Been sparging way to fast on all three all grain batches so consistently get low gravity. It will be fixed with next batch! New and improved every time!
 
Cool thread idea

- My very first batch I did on the stove I didn't have a large enough pot, so I essentially had two separate boils and just counted out hop pellets so that things would be close to even. Beer turned out great!
- I got a bit too excited on one of my early batches and added the priming sugar to the primary.
- For a while I only used starsan because I was too cheap to use PBW.
- Tube slipped off my immersion chiller and went into my chilled wort. Turned out to be one of my best stouts yet.
 
This happened during my first lager. A phone book I was using to tip my carboy for racking into my bottling bucket fell into the bucket when the carboy got down to about a gallon. Thought for sure it was ruined. Came out fine.

So, how did everybody in your calling area like your beer?
 
Brewed three or four weekends in a row stocking up for when our son would be born. He came early and I had five gallons sitting on yeast cake for an easy 6 weeks. I transferred it after six weeks for a dry hop addition. Bottled a week later. I'm drinking this beer as we speak. Autolysis be damned.
 
So, how did everybody in your calling area like your beer?

Most enjoyed it. It was a WLP810 fermented at 59 deg so it was something most of my friends never had before (the ones not familiar with homebrew). Pale malt, carapils and crystal 15. It was pretty clean with just a touch of fruity esters. I never let it warm up. That was the second lesson learned on this batch. My setup and technique has come a long way from those days, but one of my co workers who home brews from time to time says "I sure miss that phonebook beer".
 
Second or third 5 gallon batch we made a chocolate porter. Had an extra bag of amber malt and decided to put it in and see how high of an ABV we could get...

Blew the lid off the fermenter and had chocolate foam all inside the pantry cabinet, and a foamy river on the kitchen floor. Scraped off the foam, cleaned the air lock and let er go. One of the best beers I have ever had.

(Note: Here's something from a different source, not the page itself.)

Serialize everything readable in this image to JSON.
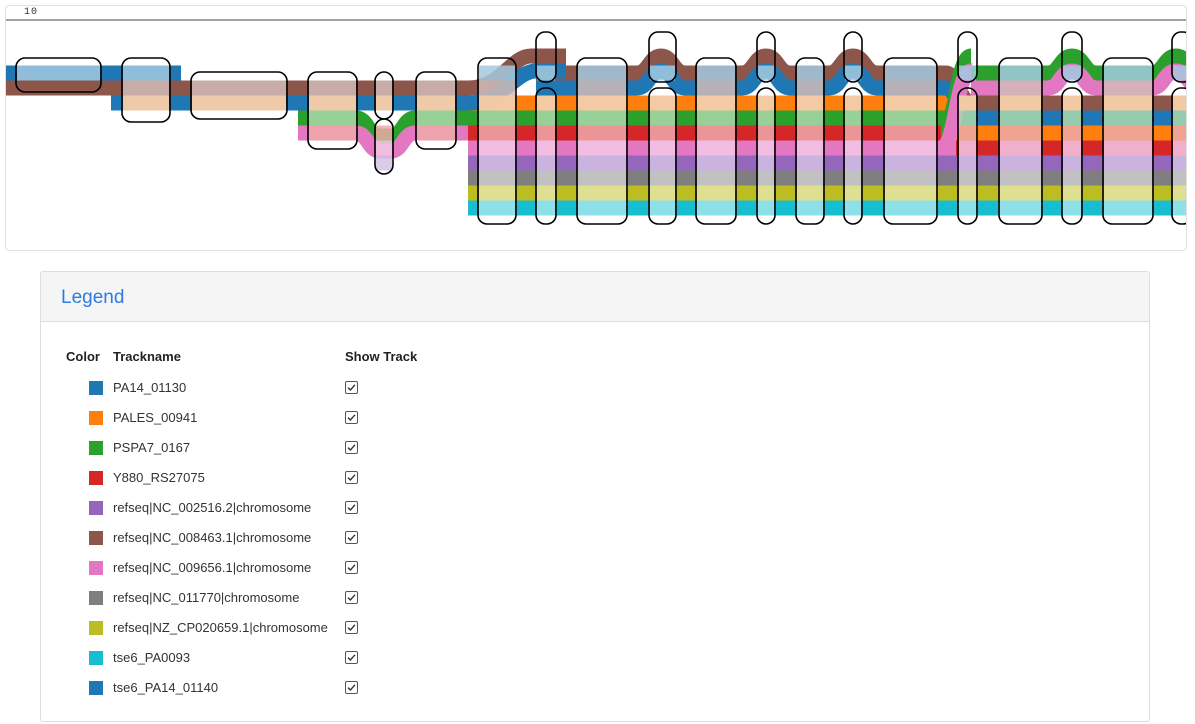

Wish I still had the recipe.
 
Oh boy where to begin.

The first ever extract kit my friend and I tried. We thought the included 1step cleaner was a sanitizer. We didnt actually have a sanitizer. Still turned out great.

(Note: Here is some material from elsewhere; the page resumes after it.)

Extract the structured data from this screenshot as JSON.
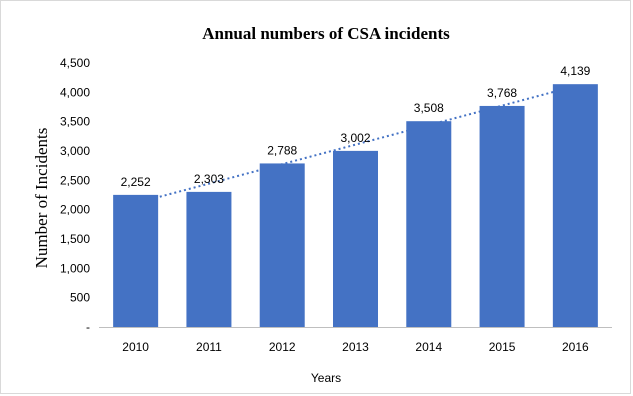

Had a hose pop off our wort chiller shooting unboiled water into our wort at full force. Beer turned out fine.

I for the hell of it decided to make a 2 year past the expiration date extract kit I found in the basement (did use new yeast) just to see what would happen... turned out fine.

Mouth siphoned out of my brew kettle because well im not sure why I did that actually. beer turned out fine.

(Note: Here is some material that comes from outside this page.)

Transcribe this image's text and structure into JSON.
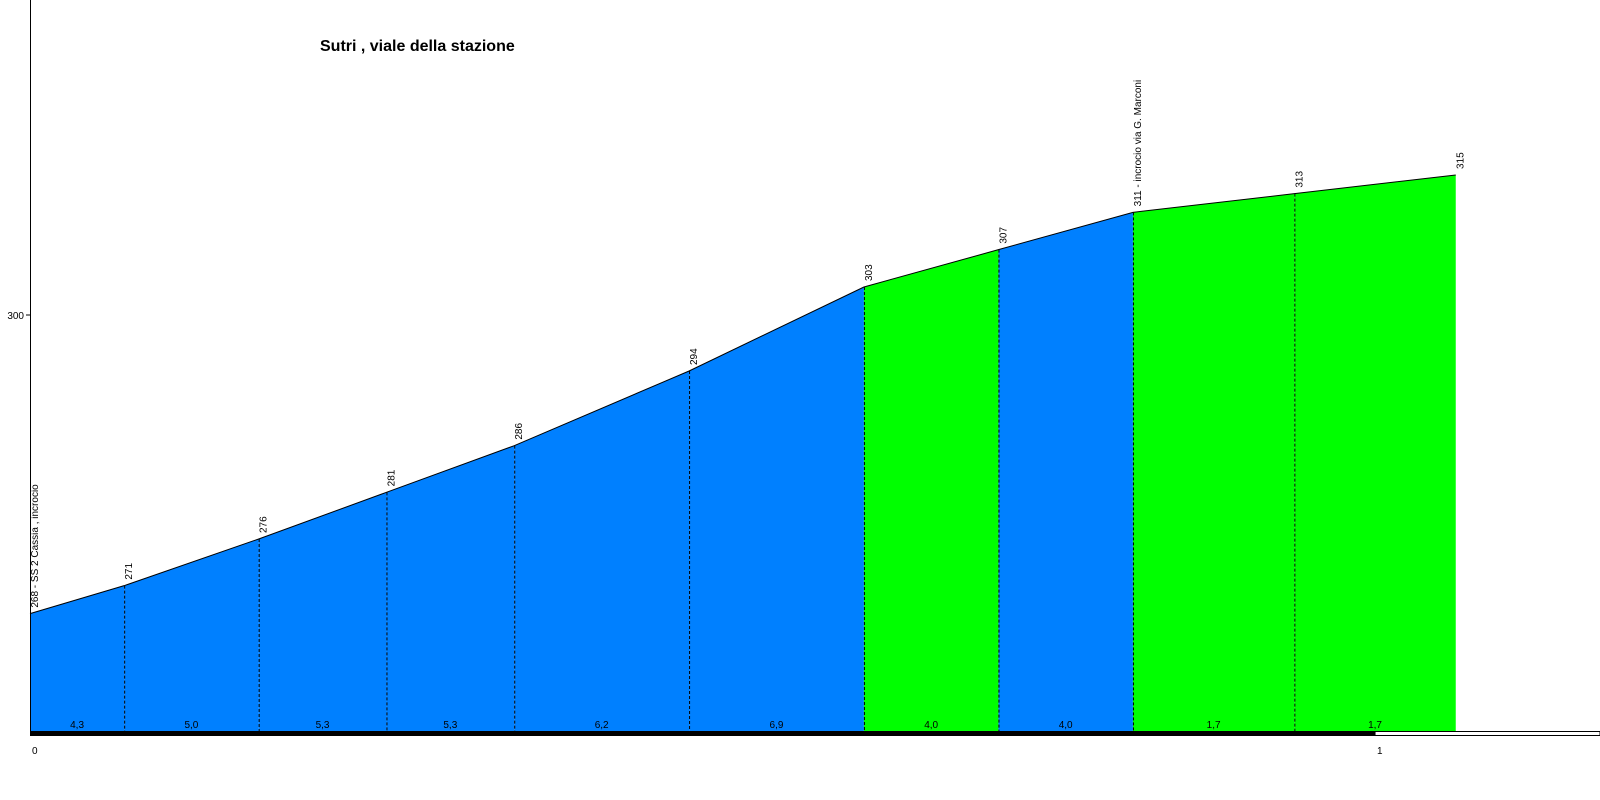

pitched my yeast without sanitizing the yeast packet or scissors.. beer turned out fine.
 
Oh boy where to begin.

The first ever extract kit my friend and I tried. We thought the included 1step cleaner was a sanitizer. We didnt actually have a sanitizer. Still turned out great.

I did the same thing! After all, it is 1Step!

I'm quite sure the only reason the beer didn't blow up on me was that there was no residue from a prior brew on the brewing equipment. That beer didn't turn out all that well--not sure if it was due to how I cleaned things, or that I didn't eliminate the chlorine from the water, or that I boiled the extract too long, or...whatever.

When I think back to what I didn't know when I started, you could fill a book with that stuff. Wait...I guess they already have!
 
First beer I did was an extract recipe. We named it Thunder Ale. As we were cooling the wort a massive thunder storm moved through and rained in the beer pretty hard. It was a fantastic beer.